November 03, 2009
Subject: WW 1 Convoy
Hello again Mac, I am wondering if you know anything about the WW 1 convoy that left Albany in late 1914 for
I have found that it consisted of New Zealand vessels, battalions from Victoria & New South Wales & carried
troops, horses & supplies.
I have information of Victorian soldiers traveling on at least 3 different ships & wondered if anyone knows how
many there were & the names of them.
Can you help with this question?
I cannot track down all the transports names from that first AIF convoy ex Albany on November 1 1914.
Here are snippets associated with that group.
5th Battalion AIF (Victoria) [2nd Infantry Brigade]
Formed Victoria August 1914. Departed Melbourne Orvieto 21 October for Albany to join the first AIF convoy ex Albany on November 1 1914.
8th Battalion AIF (Victoria) [2nd Infantry Brigade]
Formed Victoria August 1914. Departed Melbourne Benalla 19 October for Albany to join the first AIF convoy ex Albany on November 1 1914. It was from Albany on November 1 1914, that the first
ANZAC convoy set sail for war.
On 1 November 1914 the first ANZAC convoy, comprising Melbourne, Sydney, HMS Minotaur, the Japanese battlecruiser Ibuki, and 38 transports sailed from Albany.
The Wiltshire was part of a convoy of 10 troop transports crossing the Tasman Sea escorted by the Japanese Cruiser H.I.J.M.S.Ibuki and H.M.S. Pyramus, to join the biggest convoy ever to leave Australia up until that time: 42 ships, 20,000 troops and 7,500 horses. (Japanese alliance with France and England was to 'forestall objections to Japan's moves on China'-Bergamini).
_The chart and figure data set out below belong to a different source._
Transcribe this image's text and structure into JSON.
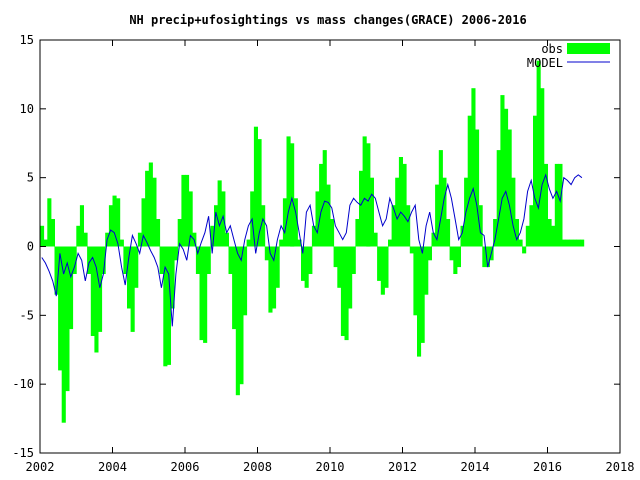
{
  "chart_data": {
    "type": "bar",
    "title": "NH precip+ufosightings vs mass changes(GRACE) 2006-2016",
    "xlabel": "",
    "ylabel": "",
    "xlim": [
      2002,
      2018
    ],
    "ylim": [
      -15,
      15
    ],
    "xticks": [
      "2002",
      "2004",
      "2006",
      "2008",
      "2010",
      "2012",
      "2014",
      "2016",
      "2018"
    ],
    "yticks": [
      "15",
      "10",
      "5",
      "0",
      "-5",
      "-10",
      "-15"
    ],
    "grid": false,
    "legend_position": "top-right",
    "colors": {
      "obs": "#00ff00",
      "model": "#0000cc"
    },
    "series": [
      {
        "name": "obs",
        "style": "boxes",
        "x": [
          2002.0,
          2002.1,
          2002.2,
          2002.3,
          2002.4,
          2002.5,
          2002.6,
          2002.7,
          2002.8,
          2002.9,
          2003.0,
          2003.1,
          2003.2,
          2003.3,
          2003.4,
          2003.5,
          2003.6,
          2003.7,
          2003.8,
          2003.9,
          2004.0,
          2004.1,
          2004.2,
          2004.3,
          2004.4,
          2004.5,
          2004.6,
          2004.7,
          2004.8,
          2004.9,
          2005.0,
          2005.1,
          2005.2,
          2005.3,
          2005.4,
          2005.5,
          2005.6,
          2005.7,
          2005.8,
          2005.9,
          2006.0,
          2006.1,
          2006.2,
          2006.3,
          2006.4,
          2006.5,
          2006.6,
          2006.7,
          2006.8,
          2006.9,
          2007.0,
          2007.1,
          2007.2,
          2007.3,
          2007.4,
          2007.5,
          2007.6,
          2007.7,
          2007.8,
          2007.9,
          2008.0,
          2008.1,
          2008.2,
          2008.3,
          2008.4,
          2008.5,
          2008.6,
          2008.7,
          2008.8,
          2008.9,
          2009.0,
          2009.1,
          2009.2,
          2009.3,
          2009.4,
          2009.5,
          2009.6,
          2009.7,
          2009.8,
          2009.9,
          2010.0,
          2010.1,
          2010.2,
          2010.3,
          2010.4,
          2010.5,
          2010.6,
          2010.7,
          2010.8,
          2010.9,
          2011.0,
          2011.1,
          2011.2,
          2011.3,
          2011.4,
          2011.5,
          2011.6,
          2011.7,
          2011.8,
          2011.9,
          2012.0,
          2012.1,
          2012.2,
          2012.3,
          2012.4,
          2012.5,
          2012.6,
          2012.7,
          2012.8,
          2012.9,
          2013.0,
          2013.1,
          2013.2,
          2013.3,
          2013.4,
          2013.5,
          2013.6,
          2013.7,
          2013.8,
          2013.9,
          2014.0,
          2014.1,
          2014.2,
          2014.3,
          2014.4,
          2014.5,
          2014.6,
          2014.7,
          2014.8,
          2014.9,
          2015.0,
          2015.1,
          2015.2,
          2015.3,
          2015.4,
          2015.5,
          2015.6,
          2015.7,
          2015.8,
          2015.9,
          2016.0,
          2016.1,
          2016.2,
          2016.3,
          2016.4,
          2016.5,
          2016.6,
          2016.7,
          2016.8,
          2016.9
        ],
        "values": [
          1.5,
          0.5,
          3.5,
          2.0,
          -3.5,
          -9.0,
          -12.8,
          -10.5,
          -6.0,
          -2.0,
          1.5,
          3.0,
          1.0,
          -2.0,
          -6.5,
          -7.7,
          -6.2,
          -2.0,
          1.0,
          3.0,
          3.7,
          3.5,
          0.5,
          -2.0,
          -4.5,
          -6.2,
          -3.0,
          1.0,
          3.5,
          5.5,
          6.1,
          5.0,
          2.0,
          -2.0,
          -8.7,
          -8.6,
          -4.5,
          -1.0,
          2.0,
          5.2,
          5.2,
          4.0,
          1.0,
          -2.0,
          -6.8,
          -7.0,
          -2.0,
          1.5,
          3.0,
          4.8,
          4.0,
          1.0,
          -2.0,
          -6.0,
          -10.8,
          -10.0,
          -5.0,
          0.5,
          4.0,
          8.7,
          7.8,
          3.0,
          -1.0,
          -4.8,
          -4.5,
          -3.0,
          0.5,
          3.5,
          8.0,
          7.5,
          3.5,
          0.5,
          -2.5,
          -3.0,
          -2.0,
          1.5,
          4.0,
          6.0,
          7.0,
          4.5,
          2.0,
          -1.5,
          -3.0,
          -6.5,
          -6.8,
          -4.5,
          -2.0,
          2.0,
          5.5,
          8.0,
          7.5,
          5.0,
          1.0,
          -2.5,
          -3.5,
          -3.0,
          0.5,
          3.0,
          5.0,
          6.5,
          6.0,
          3.0,
          -0.5,
          -5.0,
          -8.0,
          -7.0,
          -3.5,
          -1.0,
          1.0,
          4.5,
          7.0,
          5.0,
          2.0,
          -1.0,
          -2.0,
          -1.5,
          1.5,
          5.0,
          9.5,
          11.5,
          8.5,
          3.0,
          -1.5,
          -1.5,
          -1.0,
          2.0,
          7.0,
          11.0,
          10.0,
          8.5,
          5.0,
          2.0,
          0.5,
          -0.5,
          1.5,
          3.0,
          9.5,
          13.5,
          11.5,
          6.0,
          2.0,
          1.5,
          6.0,
          6.0,
          0.5,
          0.5,
          0.5,
          0.5,
          0.5,
          0.5
        ]
      },
      {
        "name": "MODEL",
        "style": "line",
        "x": [
          2002.0,
          2002.1,
          2002.2,
          2002.3,
          2002.4,
          2002.5,
          2002.6,
          2002.7,
          2002.8,
          2002.9,
          2003.0,
          2003.1,
          2003.2,
          2003.3,
          2003.4,
          2003.5,
          2003.6,
          2003.7,
          2003.8,
          2003.9,
          2004.0,
          2004.1,
          2004.2,
          2004.3,
          2004.4,
          2004.5,
          2004.6,
          2004.7,
          2004.8,
          2004.9,
          2005.0,
          2005.1,
          2005.2,
          2005.3,
          2005.4,
          2005.5,
          2005.6,
          2005.7,
          2005.8,
          2005.9,
          2006.0,
          2006.1,
          2006.2,
          2006.3,
          2006.4,
          2006.5,
          2006.6,
          2006.7,
          2006.8,
          2006.9,
          2007.0,
          2007.1,
          2007.2,
          2007.3,
          2007.4,
          2007.5,
          2007.6,
          2007.7,
          2007.8,
          2007.9,
          2008.0,
          2008.1,
          2008.2,
          2008.3,
          2008.4,
          2008.5,
          2008.6,
          2008.7,
          2008.8,
          2008.9,
          2009.0,
          2009.1,
          2009.2,
          2009.3,
          2009.4,
          2009.5,
          2009.6,
          2009.7,
          2009.8,
          2009.9,
          2010.0,
          2010.1,
          2010.2,
          2010.3,
          2010.4,
          2010.5,
          2010.6,
          2010.7,
          2010.8,
          2010.9,
          2011.0,
          2011.1,
          2011.2,
          2011.3,
          2011.4,
          2011.5,
          2011.6,
          2011.7,
          2011.8,
          2011.9,
          2012.0,
          2012.1,
          2012.2,
          2012.3,
          2012.4,
          2012.5,
          2012.6,
          2012.7,
          2012.8,
          2012.9,
          2013.0,
          2013.1,
          2013.2,
          2013.3,
          2013.4,
          2013.5,
          2013.6,
          2013.7,
          2013.8,
          2013.9,
          2014.0,
          2014.1,
          2014.2,
          2014.3,
          2014.4,
          2014.5,
          2014.6,
          2014.7,
          2014.8,
          2014.9,
          2015.0,
          2015.1,
          2015.2,
          2015.3,
          2015.4,
          2015.5,
          2015.6,
          2015.7,
          2015.8,
          2015.9,
          2016.0,
          2016.1,
          2016.2,
          2016.3,
          2016.4,
          2016.5,
          2016.6,
          2016.7,
          2016.8,
          2016.9
        ],
        "values": [
          -0.8,
          -1.2,
          -1.8,
          -2.5,
          -3.6,
          -0.5,
          -2.0,
          -1.2,
          -2.2,
          -1.5,
          -0.5,
          -1.0,
          -2.5,
          -1.2,
          -0.8,
          -1.5,
          -3.0,
          -2.0,
          0.5,
          1.2,
          1.0,
          0.2,
          -1.5,
          -2.8,
          -0.8,
          0.8,
          0.2,
          -0.5,
          0.8,
          0.3,
          -0.3,
          -0.8,
          -1.5,
          -3.0,
          -1.5,
          -2.0,
          -5.8,
          -2.0,
          0.2,
          -0.2,
          -1.0,
          0.8,
          0.5,
          -0.5,
          0.3,
          1.0,
          2.2,
          -0.5,
          2.5,
          1.5,
          2.2,
          1.0,
          1.5,
          0.5,
          -0.5,
          -1.0,
          0.5,
          1.5,
          2.0,
          -0.5,
          1.0,
          2.0,
          1.5,
          -0.5,
          -1.0,
          0.5,
          1.5,
          1.0,
          2.5,
          3.5,
          2.5,
          1.0,
          -0.5,
          2.5,
          3.0,
          1.5,
          1.0,
          2.5,
          3.3,
          3.2,
          2.8,
          1.5,
          1.0,
          0.5,
          1.0,
          3.0,
          3.5,
          3.2,
          3.0,
          3.5,
          3.3,
          3.8,
          3.5,
          2.5,
          1.5,
          2.0,
          3.5,
          2.8,
          2.0,
          2.5,
          2.2,
          1.8,
          2.5,
          3.0,
          0.5,
          -0.5,
          1.5,
          2.5,
          1.0,
          0.5,
          2.0,
          3.5,
          4.5,
          3.5,
          2.0,
          0.5,
          1.0,
          2.5,
          3.5,
          4.2,
          3.0,
          1.0,
          0.8,
          -1.5,
          -0.5,
          0.5,
          2.0,
          3.5,
          4.0,
          3.0,
          1.5,
          0.5,
          1.0,
          2.0,
          4.0,
          4.8,
          3.5,
          2.8,
          4.5,
          5.2,
          4.2,
          3.5,
          4.0,
          3.3,
          5.0,
          4.8,
          4.5,
          5.0,
          5.2,
          5.0
        ]
      }
    ]
  }
}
The NZ and Australian convoys merged in King George Sound near the port of Albany on the extreme SW of Australia. (There are photos: contact the Albany Local Studies Librarian, at firstname.lastname@example.org to track them down). 'The ships anchored in the Sound and came into the Princess Royal Harbour in twos and threes, to take on water, coal and provisions. The men on board were transported to land for marches and training.'
November 1 1914, the first Australian and New Zealand contingent sails from Albany, Western Australia, bound for Egypt. Only one in three of those who sailed in the first convoy would return physically unscathed at the end of the First World War.
HMAT A3 Orvieto weighed 12,130 tons with an average cruise speed of 15 knots or 27.78 kmph. It was owned by the Orient SN Co Ltd, London, and leased by the Commonwealth until 29 December 1914. It formed part of the first convoy of the AIF to the Egypt. The Orvieto became well known for its work during this convoy as it transported the prisoners captured from the beached German raider Emden. The German prisoners were take to Egypt by the Orvieto for imprisonment.
The AIF departed in a single convoy from Albany, Western Australia on November 1, 1914. During the journey, HMAS Sydney destroyed the German cruiser SMS Emden, at the Battle of Cocos, the first ship to ship action for the Royal Australian Navy (RAN). The AIF was sent initially to British-controlled Egypt, to preempt any attack by the Ottoman Empire, and with a view to opening another front against the Central Powers.